Edy Firmansyah
Malkan Junaidi
Kriteria Penilaian
Sudah jadi semacam rumus sepertinya bahwa jumlah kriteria penilaian dalam kerja kuratorial selalu berbanding terbalik dengan jumlah hasilnya. Yakni, semakin banyak kriteria diterapkan, semakin sedikit karya bisa diloloskan. Karena itu kami bersyukur mengetahui panitia Festival Aksara Manifesco 2019 tak menyertakan kriteria khusus untuk kami pakai saat mereka mengirimkan sekitar 1000 puisi dari sekitar 100 peserta untuk diseleksi. Meski ini tak serta-merta membuat tugas kami terasa enteng, setidaknya tak membuatnya terasa lebih berat.
Tugas kurator, sebagaimana disampaikan panitia, bukan memilih sekian karya terbaik, melainkan sekian penulis masing-masing dengan sekian karya terbaik. Sepintas tampak sama, namun sesungguhnya implikasinya jauh berbeda. Untuk memilih 50 puisi terbaik kami bisa mengambil 1 hingga 10 judul setiap penyair. Yakni kuota 50 itu bisa kami penuhi dari baik 50 atau 5 peserta. Adapun untuk memilih hanya 10 penyair dengan masing-masing 5 judul, mau tak mau kami harus main hitung-hitungan. Misal dua penyair, A dan B. Dalam pembacaan kami, A menghasilkan 3 karya kuat, sedang B hanya 2 karya. Mudah memutuskan bila kekuatan kelima karya itu terhitung relatif setara. Tapi bagaimana bila 2 milik B dinilai lebih kuat dibanding 3 milik A? Memilih B berarti menyertakan 3 karya lemah, memilih A berarti menyertakan hanya 2.
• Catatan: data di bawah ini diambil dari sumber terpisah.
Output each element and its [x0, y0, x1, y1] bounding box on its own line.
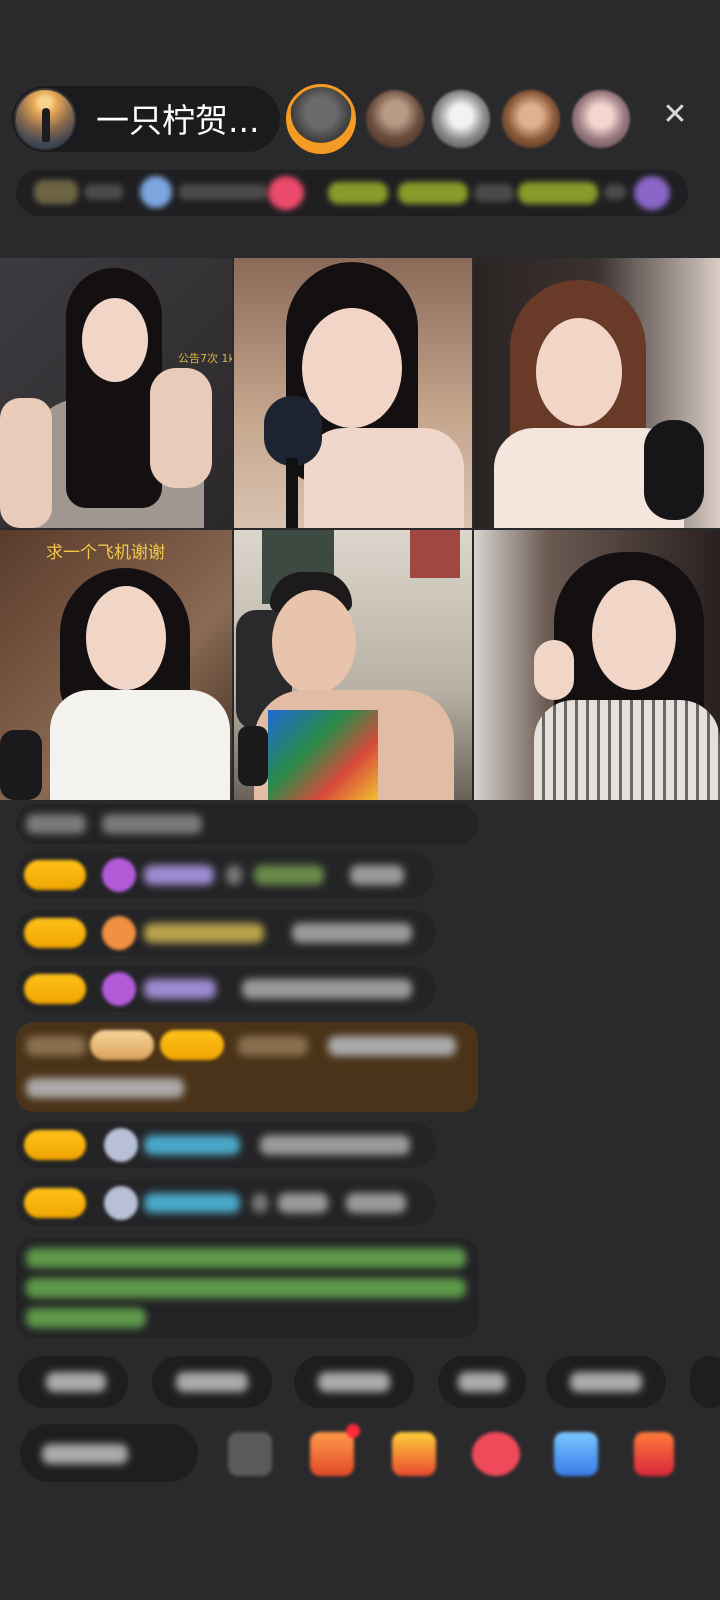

Kriteria yang lazim digunakan di berbagai lomba cipta puisi, misal kebaruan gaya pengucapan, kepaduan gagasan, hingga hal-hal elementer menyangkut logika kalimat dan teknis penulisan, tentu kami gunakan di proses seleksi peserta festival ini. Namun dengan latar situasi sebagaimana telah kami jelaskan, kami terpaksa menerapkannya tidak secara ketat. Pun mengingat rencana panitia menerbitkan puisi terpilih dalam format buku antologi, kami mempertimbangkan ihwal keragaman, berusaha agar penulis yang lolos satu dengan yang lain memiliki spektrum karya berbeda.
Klasifikasi Peserta
Pengecualian pengarang asal Madura yang tinggal di luar Madura membuat kami tertarik untuk melakukan pemetaan penyair Madura kontemporer berdasarkan biodata yang dikirimkan, dengan harapan bisa menjadi salah satu rujukan penelitian sosiologi sastra, pembuatan kebijakan pengembangan di bidang literasi, dan khususnya acuan pelaksanaan festival serupa di masa mendatang . Berikut hasilnya.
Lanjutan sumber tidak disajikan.